The rate of acute rejection tended to be lower among black and non-black patients who received Thymoglobulin, compared with those who received Simulect. The rate of acute rejection did not differ significantly between blacks and non-blacks when treatment groups were combined (P =0.14).

"There were no episodes of rejection with a Banff grade of III (a severe episode of rejection consisting of marked arteritis involving the intima or transmural arteritis with fibrinoid deposits and necrosis of the medial smooth muscle cells)," the authors reported.

Severe rejection, defined as need for antibody therapy occurred in 1.4% of patients on Thymoglobulin, compared with 8.0% for those on Simulect (P=0.005).

There were no significant differences, however, in the rates of delayed graft function between the Thymoglobulin (40.4%) and the Simulect group (44.5%, P=0.54) or in the incidence of slow graft function, at 23.4% and 26.3%, respectively (P=0.49).

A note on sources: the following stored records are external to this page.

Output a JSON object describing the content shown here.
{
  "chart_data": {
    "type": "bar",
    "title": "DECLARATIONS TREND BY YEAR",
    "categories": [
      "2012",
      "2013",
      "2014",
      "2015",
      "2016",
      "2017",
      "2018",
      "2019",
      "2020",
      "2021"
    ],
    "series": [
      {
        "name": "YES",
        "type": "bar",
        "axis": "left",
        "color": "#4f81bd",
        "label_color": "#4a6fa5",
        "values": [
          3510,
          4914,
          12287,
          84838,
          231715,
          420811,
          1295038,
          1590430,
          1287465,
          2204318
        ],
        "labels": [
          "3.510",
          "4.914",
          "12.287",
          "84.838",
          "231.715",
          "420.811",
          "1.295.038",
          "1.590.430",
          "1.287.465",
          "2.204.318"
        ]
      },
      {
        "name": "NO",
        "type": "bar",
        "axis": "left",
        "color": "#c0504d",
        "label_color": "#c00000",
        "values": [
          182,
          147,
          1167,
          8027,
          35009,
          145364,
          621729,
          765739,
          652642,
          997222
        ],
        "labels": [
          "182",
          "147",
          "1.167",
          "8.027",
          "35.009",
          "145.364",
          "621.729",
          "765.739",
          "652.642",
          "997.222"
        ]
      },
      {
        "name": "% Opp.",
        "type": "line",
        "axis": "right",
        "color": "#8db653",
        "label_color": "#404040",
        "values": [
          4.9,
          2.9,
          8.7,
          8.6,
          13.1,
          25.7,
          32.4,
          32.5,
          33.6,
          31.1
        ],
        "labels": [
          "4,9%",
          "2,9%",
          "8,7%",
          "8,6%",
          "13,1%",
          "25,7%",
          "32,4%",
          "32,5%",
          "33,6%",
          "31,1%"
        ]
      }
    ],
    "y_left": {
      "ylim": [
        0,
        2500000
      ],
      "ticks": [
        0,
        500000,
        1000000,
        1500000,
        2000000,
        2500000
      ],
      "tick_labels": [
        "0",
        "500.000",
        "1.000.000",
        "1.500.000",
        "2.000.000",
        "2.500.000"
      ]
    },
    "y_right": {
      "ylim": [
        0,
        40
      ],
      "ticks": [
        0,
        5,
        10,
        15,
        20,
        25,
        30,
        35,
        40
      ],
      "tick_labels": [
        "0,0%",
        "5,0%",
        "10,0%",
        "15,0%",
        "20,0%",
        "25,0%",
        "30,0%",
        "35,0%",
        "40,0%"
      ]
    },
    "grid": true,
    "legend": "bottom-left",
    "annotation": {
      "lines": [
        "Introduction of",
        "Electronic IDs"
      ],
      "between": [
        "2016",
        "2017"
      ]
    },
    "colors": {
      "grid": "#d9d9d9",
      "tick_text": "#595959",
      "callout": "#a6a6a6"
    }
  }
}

The mean number of hemodialysis treatments was similar between the groups (P=0.62). There were also no significant differences in the incidence of graft loss, which was 9.2% for patients receiving Thymoglobulin, and 10.2% for those getting Simulect (P=0.68).

The mortality rate was 4.3% for patients on Thymoglobulin, and 4.4% for those on Simulect, and the causes for graft loss and death were similar.

The rates of all adverse events, serious adverse events, and cancers were similar between the two groups, except that patients receiving Thymoglobulin had more infection (85.8% vs. 75.2%, P=0.03), but less cytomegalovirus disease (7.8% vs. 17.5%, P=0.02).

Dr. Brenan said that the excess cost of Thymoglobulin (,000 to ,000 per patient, compared with about ,000 per patient for Simulect) would likely be offset by the lower rate of acute rejection.

"The cost to society for every episode of kidney rejection is extremely high," he said. "While further study is warranted, we suspect anti-thymocyte globulin will be important not only for patients at high risk for rejection but for all kidney transplant patients."

In her editorial, Dr. Josephson commented that 12 months may have been too little follow-up time to detect a significant difference between the treatment groups for the composite endpoint of acute rejection, delayed graft function, graft loss, and death.

"Perhaps neither longer follow-up nor another end point would have made a difference and this study exemplifies the two-headed monster that is immunosuppression," she wrote.

"On the one hand, immunosuppression may be less than sufficient and lead to rejection, as seen in the basiliximab group. On the other hand, immunosuppression may be more than sufficient and lead to cancer and infection. Though not significant, the incidence of cancer tended to be higher in the antithymocyte globulin group than in the basiliximab group, a trend that could increase over time."

The jury is still out on which induction therapy strategy will prove to be better over the longer term, she concluded.